I have toured France several times over the last few years, so I thought I would summarize my visit to Brittany in June / July 2015.
Taking the early morning Dover to Calais ferry and driving until I need to rest, is my normal approach. On this occasion, I found a car park to sleep for a few hours, occupied by a French registered motorhome, in Étaples. Perfect! Noting what the French do is a clear indicator that something is permissible, well, at least to the French.
Dol de Bretagne
I reached “Dol” later that same day; which I first came across in March 2015 whilst trying to find somewhere to stay for the night; which is a challenge at that time of year.
The Aire is very close to the town centre, it is free to stay here, but services are available at a cost. It can get busy in the summer months, so plan to arrive before mid-afternoon to increase your chance of getting a space.
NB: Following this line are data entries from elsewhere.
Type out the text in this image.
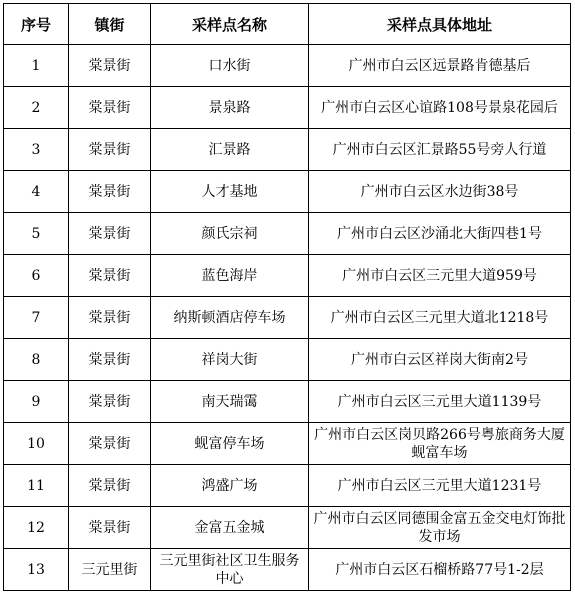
序号	镇街	采样点名称	采样点具体地址
1	棠景街	口水街	广州市白云区远景路肯德基后
2	棠景街	景泉路	广州市白云区心谊路108号景泉花园后
3	棠景街	汇景路	广州市白云区汇景路55号旁人行道
4	棠景街	人才基地	广州市白云区水边街38号
5	棠景街	颜氏宗祠	广州市白云区沙涌北大街四巷1号
6	棠景街	蓝色海岸	广州市白云区三元里大道959号
7	棠景街	纳斯顿酒店停车场	广州市白云区三元里大道北1218号
8	棠景街	祥岗大街	广州市白云区祥岗大街南2号
9	棠景街	南天瑞霭	广州市白云区三元里大道1139号
10	棠景街	蚬富停车场	广州市白云区岗贝路266号粤旅商务大厦蚬富车场
11	棠景街	鸿盛广场	广州市白云区三元里大道1231号
12	棠景街	金富五金城	广州市白云区同德围金富五金交电灯饰批发市场
13	三元里街	三元里街社区卫生服务中心	广州市白云区石榴桥路77号1-2层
I find this the perfect for a stop-over for exploring Brittany and because of its proximity to St Malo, Dinan and Mont St Michel it is also perfect to use as a base. Although on this part of the trip, I stayed just the one night.
Pointe du Grouin
I wanted to take in as much of Brittany as my two weeks would allow, travelling a little each day and staying in one location as long as the inclination took me. It is about 15 miles (25km) to Pointe du Grouin from ‘Dol’. Arriving at a municipal campsite in France during the summer months, you can expect it to be busy, I wasn’t disappointed. It is a lovely well kept site with access to the coastal path and to a reasonably secluded cove that would not have been out of place in the Mediterranean.
You can take the coastal path to Cancale, but take your walking shoes, it is about 3 miles (5km) and the going can be taxing at times. From the coastal path, Mont St Michel is view-able on the horizon (top right picture above the rocky outcrop). Cancale is renowned for its oysters, although it is to my shame that I did not to try them.
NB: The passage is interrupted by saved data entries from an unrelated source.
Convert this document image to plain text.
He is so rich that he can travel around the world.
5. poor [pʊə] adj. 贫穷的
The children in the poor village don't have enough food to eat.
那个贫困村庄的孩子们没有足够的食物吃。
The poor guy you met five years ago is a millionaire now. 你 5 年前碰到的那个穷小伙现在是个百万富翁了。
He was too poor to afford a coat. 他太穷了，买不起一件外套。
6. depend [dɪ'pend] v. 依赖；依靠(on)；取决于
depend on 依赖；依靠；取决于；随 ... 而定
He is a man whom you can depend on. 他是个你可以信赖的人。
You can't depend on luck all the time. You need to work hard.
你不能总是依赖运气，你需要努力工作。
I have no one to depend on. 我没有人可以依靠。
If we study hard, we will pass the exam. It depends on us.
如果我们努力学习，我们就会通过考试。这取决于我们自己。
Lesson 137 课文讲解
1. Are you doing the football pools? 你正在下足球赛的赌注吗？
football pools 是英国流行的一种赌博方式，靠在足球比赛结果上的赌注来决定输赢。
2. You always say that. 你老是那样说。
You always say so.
I could have stayed in Pointe de Grouin much longer than I did, but sometimes it is better to leave wanting more. Besides, my second visit to St Malo was calling me.
No trip to Brittany can be considered complete without a visit to St Malo. The municipal campsite on La Cité, is quite functional, with only a short walk to the city. There are plenty of Aires in St Malo, but I sometimes prefer a campsite to what are essentially car parks.
The walled city is surrounded by small beaches in which to spend hot summer days relaxing in the sun. Inside the city walls, the cobbled streets are brimming with restaurants, bars and shops. St Malo is a tourist hot spot, so be prepared for it to be busy.
A hop, skip and jump from St Malo is Dinan. I stayed on a campsite in nearby Taden, which is just along the river Rance to Dinan’s port. The quay is lined with old stone houses and waterside restaurants and is ideal for viewing the high city walls over a spot of lunch, and before taking the steep cobbled Rue du Petit-Fort into the town.
I must confess, I preferred Dinan to St Malo. There is no rational reason behind my preference, I think some places just speak to you and Dinan did to me. The architecture speaks of times long passed and the ‘sloping’ buildings add nothing but charm to the narrow alleyways. The town is surprisingly larger than it appears from a distance, almost ‘TARDIS’ like.
For the keen cyclist, there is a cycle track from Dinan (Tadan) to Dinard, I did try to take the scenic, non-cycle route to Dinard. It’s not an experience I would repeat, cycling through mad flats is as difficult as it sounds, back on the roads, French drivers do not give much room when over taking. The return on the cycle route was much better and the 13 miles (20km) was easily covered.
Dinard is separated from St Malo by the river Rance, but they are both very different. Dinard feels like traditional British holiday destination, which can be explained by its popularity in the late 19th century by wealthy British holiday makers. Despite this, it still has a decidedly french appeal. A picnic on the promenade is recommended, but it can get blustery so be prepared for sand in your sandwiches.
I thoroughly enjoyed my time exploring St Malo, Dinan and Dinard, three towns that are geographically very close, but each with their own distinct feel.